Grand prix au Festival de Cannes, prix du jury œcuménique et prix de l’éducation nationale, le film « des hommes et des dieux », réalisé par Xavier Beauvois est tout simplement… sublime. Tout simplement, j’insiste, car en effet, cette réalisation se démarque des autres films de part sa simplicité et son épure.
Avant d’aller plus loin, j’aimerais présenter brièvement le casting dont les acteurs furent tous, sans exception, doués d’un jeu époustouflant :
Lambert Wilson (Dom Christian – prieur), Michael Londsale (Frère Luc), Olivier Rabourdin (Frère Christophe), Philippe Laudenbach (Frère Célestin), Jacques Herlin (Frère Amedée), Loïc Pichon (Frère Jean-Pierre), Xavier Maly (Frère Michel), Jean-Marie Frin (Frère Paul), Abdelhafid Metalsi (Nouredine), Sabrina Ouazani (Rabbia).
« Des hommes et des dieux » retrace la vie des moines de Tibhirine entre 1993 et 1996, leurs trois dernières années de vie monastique en Algérie. Le tournage eut lieu au Maroc, où le paysage semblerait correspondre au site algérien.
Le film, volontairement lent, permet au spectateur de se laisser imprégner par la vie monastique et l’esprit qui anime non seulement chacun des moines, mais qui repose sur l’ensemble du village.
Les travellings et l’usage de plans panoramiques offrent un paysage sublime, inondant le regard du jeu de lumière qui s’en dégage.
On assiste ainsi à la vie quotidienne des moines, par ce jeu de caméra suivant lentement les mouvements simples de celui qui laboure son champs, d’un autre qui épluche les pommes de terre, et d’un autre encore, qui devise, sous le porche du prieuré avec une jeune femme, musulmane. Assis sur un banc, dos au mur, leur discussion, confiante et douce, s’harmonise avec la lumière orangée qui coule sur leurs visages.
La captation de la lumière sous ses différentes formes, le respect du silence, profondément inscrit dans le film, traduisent la paix et la sérénité qui règne, et dans le village, et chez les moines.
Ce village semble fonctionner au ralenti, mais dans un mouvement qui se concilie parfaitement avec un bonheur ineffable et simple. C’est cette simplicité du geste anodin, du sourire décoché au cours d’une discussion, de la joie pudique exprimée lors d’une fête, qui révèlent la colonne vertébrale du scénario.

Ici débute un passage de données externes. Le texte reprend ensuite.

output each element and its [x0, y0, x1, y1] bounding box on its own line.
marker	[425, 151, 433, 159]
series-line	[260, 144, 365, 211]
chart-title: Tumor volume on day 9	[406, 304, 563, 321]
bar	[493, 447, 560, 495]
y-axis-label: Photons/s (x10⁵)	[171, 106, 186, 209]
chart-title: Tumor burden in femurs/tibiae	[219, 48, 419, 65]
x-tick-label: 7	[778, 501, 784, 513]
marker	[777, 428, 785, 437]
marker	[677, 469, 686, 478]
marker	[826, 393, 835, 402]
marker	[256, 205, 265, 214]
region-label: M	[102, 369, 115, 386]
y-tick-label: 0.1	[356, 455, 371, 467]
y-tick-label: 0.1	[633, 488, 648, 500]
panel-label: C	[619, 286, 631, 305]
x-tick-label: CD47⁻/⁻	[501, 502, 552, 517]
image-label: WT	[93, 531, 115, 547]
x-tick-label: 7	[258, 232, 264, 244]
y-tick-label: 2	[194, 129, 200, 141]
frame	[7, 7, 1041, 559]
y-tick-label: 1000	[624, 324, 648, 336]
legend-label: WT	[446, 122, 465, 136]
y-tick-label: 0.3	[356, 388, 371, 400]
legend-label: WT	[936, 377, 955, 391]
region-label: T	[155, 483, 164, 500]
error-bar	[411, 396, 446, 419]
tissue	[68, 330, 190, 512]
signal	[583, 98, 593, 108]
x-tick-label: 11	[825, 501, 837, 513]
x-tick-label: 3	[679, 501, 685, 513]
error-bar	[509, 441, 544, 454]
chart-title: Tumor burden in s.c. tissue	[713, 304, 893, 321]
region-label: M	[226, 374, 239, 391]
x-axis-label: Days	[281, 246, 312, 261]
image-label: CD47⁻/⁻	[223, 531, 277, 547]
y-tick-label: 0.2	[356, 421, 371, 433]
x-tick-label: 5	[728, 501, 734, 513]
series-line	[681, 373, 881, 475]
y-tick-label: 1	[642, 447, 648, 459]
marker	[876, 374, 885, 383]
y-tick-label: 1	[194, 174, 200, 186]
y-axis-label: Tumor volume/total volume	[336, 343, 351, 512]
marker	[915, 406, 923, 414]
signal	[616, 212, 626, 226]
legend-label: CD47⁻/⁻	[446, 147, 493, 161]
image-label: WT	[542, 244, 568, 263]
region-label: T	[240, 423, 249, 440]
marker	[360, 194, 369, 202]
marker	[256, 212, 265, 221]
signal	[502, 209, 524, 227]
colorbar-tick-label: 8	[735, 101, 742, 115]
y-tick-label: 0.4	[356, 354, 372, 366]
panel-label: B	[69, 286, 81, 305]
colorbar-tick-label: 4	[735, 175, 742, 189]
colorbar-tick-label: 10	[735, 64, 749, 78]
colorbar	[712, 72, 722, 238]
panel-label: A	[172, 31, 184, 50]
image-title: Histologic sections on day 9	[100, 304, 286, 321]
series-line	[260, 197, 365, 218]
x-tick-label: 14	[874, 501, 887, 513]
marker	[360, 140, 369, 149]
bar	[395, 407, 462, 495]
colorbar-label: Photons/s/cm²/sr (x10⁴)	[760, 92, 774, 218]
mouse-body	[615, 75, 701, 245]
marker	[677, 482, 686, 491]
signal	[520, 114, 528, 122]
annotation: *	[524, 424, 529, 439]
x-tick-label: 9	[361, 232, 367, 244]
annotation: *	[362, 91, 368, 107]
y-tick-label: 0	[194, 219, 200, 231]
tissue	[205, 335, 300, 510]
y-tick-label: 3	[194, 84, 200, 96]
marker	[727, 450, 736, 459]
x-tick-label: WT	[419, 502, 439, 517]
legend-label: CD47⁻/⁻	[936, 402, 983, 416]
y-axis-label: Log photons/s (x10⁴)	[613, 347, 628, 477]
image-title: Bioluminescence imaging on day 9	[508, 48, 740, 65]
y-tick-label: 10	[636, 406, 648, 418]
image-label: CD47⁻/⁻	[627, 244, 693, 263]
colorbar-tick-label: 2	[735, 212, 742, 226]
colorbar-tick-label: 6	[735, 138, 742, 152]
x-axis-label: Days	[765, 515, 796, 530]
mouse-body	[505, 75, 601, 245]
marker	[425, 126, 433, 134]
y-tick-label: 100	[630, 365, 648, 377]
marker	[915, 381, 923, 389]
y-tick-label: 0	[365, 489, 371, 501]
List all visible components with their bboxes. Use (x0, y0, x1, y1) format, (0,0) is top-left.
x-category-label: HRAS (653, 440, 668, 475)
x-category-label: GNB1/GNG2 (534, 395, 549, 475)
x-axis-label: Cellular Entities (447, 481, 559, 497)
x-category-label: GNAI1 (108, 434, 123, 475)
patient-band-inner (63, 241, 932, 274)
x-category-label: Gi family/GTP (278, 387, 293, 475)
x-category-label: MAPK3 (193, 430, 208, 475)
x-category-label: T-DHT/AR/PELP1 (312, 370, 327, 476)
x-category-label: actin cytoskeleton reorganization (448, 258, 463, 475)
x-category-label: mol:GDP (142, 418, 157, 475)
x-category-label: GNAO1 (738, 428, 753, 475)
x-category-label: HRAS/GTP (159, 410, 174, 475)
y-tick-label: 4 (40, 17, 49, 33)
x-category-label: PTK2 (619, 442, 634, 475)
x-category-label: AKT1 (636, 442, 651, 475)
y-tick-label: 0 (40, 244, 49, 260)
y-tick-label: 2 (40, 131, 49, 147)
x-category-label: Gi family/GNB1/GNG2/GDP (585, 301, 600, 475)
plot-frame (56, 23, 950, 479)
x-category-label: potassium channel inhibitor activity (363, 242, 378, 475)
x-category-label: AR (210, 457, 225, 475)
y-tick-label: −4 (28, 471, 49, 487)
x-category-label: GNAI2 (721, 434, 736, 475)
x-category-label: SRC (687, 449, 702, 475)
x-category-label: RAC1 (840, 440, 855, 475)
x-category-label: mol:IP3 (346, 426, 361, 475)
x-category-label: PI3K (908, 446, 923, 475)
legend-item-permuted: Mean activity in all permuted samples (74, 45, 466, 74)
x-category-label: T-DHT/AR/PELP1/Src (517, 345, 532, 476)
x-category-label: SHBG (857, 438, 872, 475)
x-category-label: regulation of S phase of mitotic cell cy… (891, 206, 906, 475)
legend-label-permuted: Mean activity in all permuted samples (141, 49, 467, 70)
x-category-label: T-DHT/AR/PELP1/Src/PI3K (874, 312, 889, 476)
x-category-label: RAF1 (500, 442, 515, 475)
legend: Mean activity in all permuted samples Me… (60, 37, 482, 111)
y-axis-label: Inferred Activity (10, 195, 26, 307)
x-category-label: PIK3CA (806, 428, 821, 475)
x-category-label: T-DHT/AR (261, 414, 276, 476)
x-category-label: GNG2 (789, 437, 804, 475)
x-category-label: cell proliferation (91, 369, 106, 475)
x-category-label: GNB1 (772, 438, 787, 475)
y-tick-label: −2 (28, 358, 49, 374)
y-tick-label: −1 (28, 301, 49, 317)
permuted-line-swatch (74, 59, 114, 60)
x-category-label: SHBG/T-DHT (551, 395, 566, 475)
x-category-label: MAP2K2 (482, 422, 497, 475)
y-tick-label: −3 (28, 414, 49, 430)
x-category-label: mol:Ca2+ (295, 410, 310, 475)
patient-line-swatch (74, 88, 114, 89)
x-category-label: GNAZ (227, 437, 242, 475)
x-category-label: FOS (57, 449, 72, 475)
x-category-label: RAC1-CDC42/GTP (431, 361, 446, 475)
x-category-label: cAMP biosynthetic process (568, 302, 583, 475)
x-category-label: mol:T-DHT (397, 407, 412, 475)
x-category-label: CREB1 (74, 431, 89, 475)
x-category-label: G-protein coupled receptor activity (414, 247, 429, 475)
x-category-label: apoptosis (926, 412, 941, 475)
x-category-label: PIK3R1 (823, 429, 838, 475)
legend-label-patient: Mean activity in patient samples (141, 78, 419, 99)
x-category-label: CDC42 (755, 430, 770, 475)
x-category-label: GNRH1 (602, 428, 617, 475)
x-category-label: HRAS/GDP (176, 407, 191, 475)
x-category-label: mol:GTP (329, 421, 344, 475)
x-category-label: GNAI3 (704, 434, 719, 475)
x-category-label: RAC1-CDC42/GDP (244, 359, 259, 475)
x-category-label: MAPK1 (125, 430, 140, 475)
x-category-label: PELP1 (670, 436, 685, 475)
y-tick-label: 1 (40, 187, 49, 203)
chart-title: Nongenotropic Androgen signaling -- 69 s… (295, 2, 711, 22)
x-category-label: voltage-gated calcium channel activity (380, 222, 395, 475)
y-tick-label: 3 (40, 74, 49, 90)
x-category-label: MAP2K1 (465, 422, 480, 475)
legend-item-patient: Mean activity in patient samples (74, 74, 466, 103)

Outre ces aspects, le réalisateur, Xavier Beauvois, a pris soin de se plonger dans la vie même d’un monastère. La caméra se mue en oreille tant son positionnement nous fait oublier la présence des moines lorsque leurs chants s’élèvent : doux et paisibles, ils dévoilent, par l’intonation des voix et leur concordance, la prière sur laquelle elles reposent.
Beauvois réussit également, par le jeu tout en finesse des acteurs, à partager ce que ces hommes de Dieu vivent : leur foi.
Mais le film n’a pas pour objectif de proposer l’apologie de la foi ou du christianisme. Cela n’est en rien le sujet central. Beauvois suggère, par la présentation de la vie monastique de ces moines et de leur implantation dans leur village, un thème présenté tout en subtilité et en réalité qui est inhérent à tout homme.
L’acte de poser un choix. Le libre arbitre. Voici le nerf de ce long-métrage.
Ce thème sera rapidement mis en avant dès les premières apparitions de tensions qui apparaîtront : le village apprend que des attentats sont perpétrés à quelques kilomètres de chez eux ; le danger du comportement fanatique islamique se rapproche ; la violence fait irruption dans la vie paisible et bien réglée du village.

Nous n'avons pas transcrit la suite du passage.